IPO stands for initial public offering. It refers to a corporation offering shares of its stock for sale to the general public. IPOs or initial public offerings are done through stock exchanges such as the New York Stock Exchange and the Chicago Stock Exchange.

 

The process for an IPO is somewhat lengthy. It also requires the corporation planning to go public to hire the services of an underwriter. The underwriter takes care of much of the work required before a company can list its shares for sale to the public on a major stock exchange such as the New York Stock Exchange.

 

An underwriter is usually but not always an investment banking firm such as Morgan Stanley.
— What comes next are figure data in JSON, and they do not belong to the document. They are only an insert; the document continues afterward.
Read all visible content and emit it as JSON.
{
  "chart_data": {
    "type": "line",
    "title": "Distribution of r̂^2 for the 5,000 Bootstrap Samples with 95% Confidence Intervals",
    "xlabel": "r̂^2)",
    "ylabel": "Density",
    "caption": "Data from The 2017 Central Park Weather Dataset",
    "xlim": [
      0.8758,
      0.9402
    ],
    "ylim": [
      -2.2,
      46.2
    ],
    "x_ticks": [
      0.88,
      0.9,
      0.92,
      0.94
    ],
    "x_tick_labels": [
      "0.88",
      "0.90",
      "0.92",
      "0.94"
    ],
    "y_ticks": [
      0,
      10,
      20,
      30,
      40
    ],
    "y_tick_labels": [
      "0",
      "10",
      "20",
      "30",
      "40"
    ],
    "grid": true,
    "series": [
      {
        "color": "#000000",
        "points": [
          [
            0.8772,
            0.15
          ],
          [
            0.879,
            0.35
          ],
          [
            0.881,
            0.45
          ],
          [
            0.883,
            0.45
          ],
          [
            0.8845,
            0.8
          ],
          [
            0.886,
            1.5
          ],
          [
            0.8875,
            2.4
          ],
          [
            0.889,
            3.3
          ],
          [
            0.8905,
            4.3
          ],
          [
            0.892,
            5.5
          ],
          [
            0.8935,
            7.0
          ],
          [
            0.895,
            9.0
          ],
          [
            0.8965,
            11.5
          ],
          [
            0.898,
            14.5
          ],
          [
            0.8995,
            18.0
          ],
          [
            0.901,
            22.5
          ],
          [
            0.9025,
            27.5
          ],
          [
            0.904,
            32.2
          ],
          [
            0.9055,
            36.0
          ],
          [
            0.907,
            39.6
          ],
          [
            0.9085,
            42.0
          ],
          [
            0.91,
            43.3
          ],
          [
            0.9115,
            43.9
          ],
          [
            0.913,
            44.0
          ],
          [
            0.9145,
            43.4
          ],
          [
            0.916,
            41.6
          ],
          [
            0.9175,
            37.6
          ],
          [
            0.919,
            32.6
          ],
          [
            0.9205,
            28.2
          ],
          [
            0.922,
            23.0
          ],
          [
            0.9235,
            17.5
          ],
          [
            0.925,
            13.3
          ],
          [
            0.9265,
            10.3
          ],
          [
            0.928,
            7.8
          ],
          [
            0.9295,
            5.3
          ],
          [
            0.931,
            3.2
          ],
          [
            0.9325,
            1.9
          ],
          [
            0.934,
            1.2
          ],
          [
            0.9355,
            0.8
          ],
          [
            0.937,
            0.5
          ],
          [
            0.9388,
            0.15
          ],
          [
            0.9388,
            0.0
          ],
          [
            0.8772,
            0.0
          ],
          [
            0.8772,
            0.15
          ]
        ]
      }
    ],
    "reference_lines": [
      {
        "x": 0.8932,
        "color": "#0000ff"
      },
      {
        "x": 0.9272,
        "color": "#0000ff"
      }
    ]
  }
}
The underwriter prices the stock for the corporation, determines when it will be launched, generates interest for the stock, complies with rules and regulations, files paperwork, and is responsible for the actual sale of the stock when it is initially launched. In exchange for these services, the underwriter usually takes a commission of about 2-8% of each sale of stock.

 

What is a Direct Listing?

A direct listing also offers shares of company stock for sale to the public. It does this without the services of an intermediary that prices, advertises, and sells the stock as in an initial public offering. The direct listing can be thought of as a faster, more direct way for a company to offer shares of company stock for sale to the public.

 

The Major Differences Between an IPO and a Direct Listing

When a company undertakes an IPO, it is selling new shares of stock that have just been created. A direct listing only sells existing company stock. No new shares are created in a direct listing. This is one of the key differences.

 

For a direct listing to work, current shareholders (often company founders and employees that own company stock) must be willing to sell their existing shares in the company. This is in contrast to an IPO where new shares are offered for sale.

 

The underwriter does much of the work in an IPO, but they charge a fee for their service. A direct listing does not need an underwriter and saves money in this regard. However, a direct listing may be more challenging because the company may lack the expertise and time to price, market, and sell its existing shares to the public.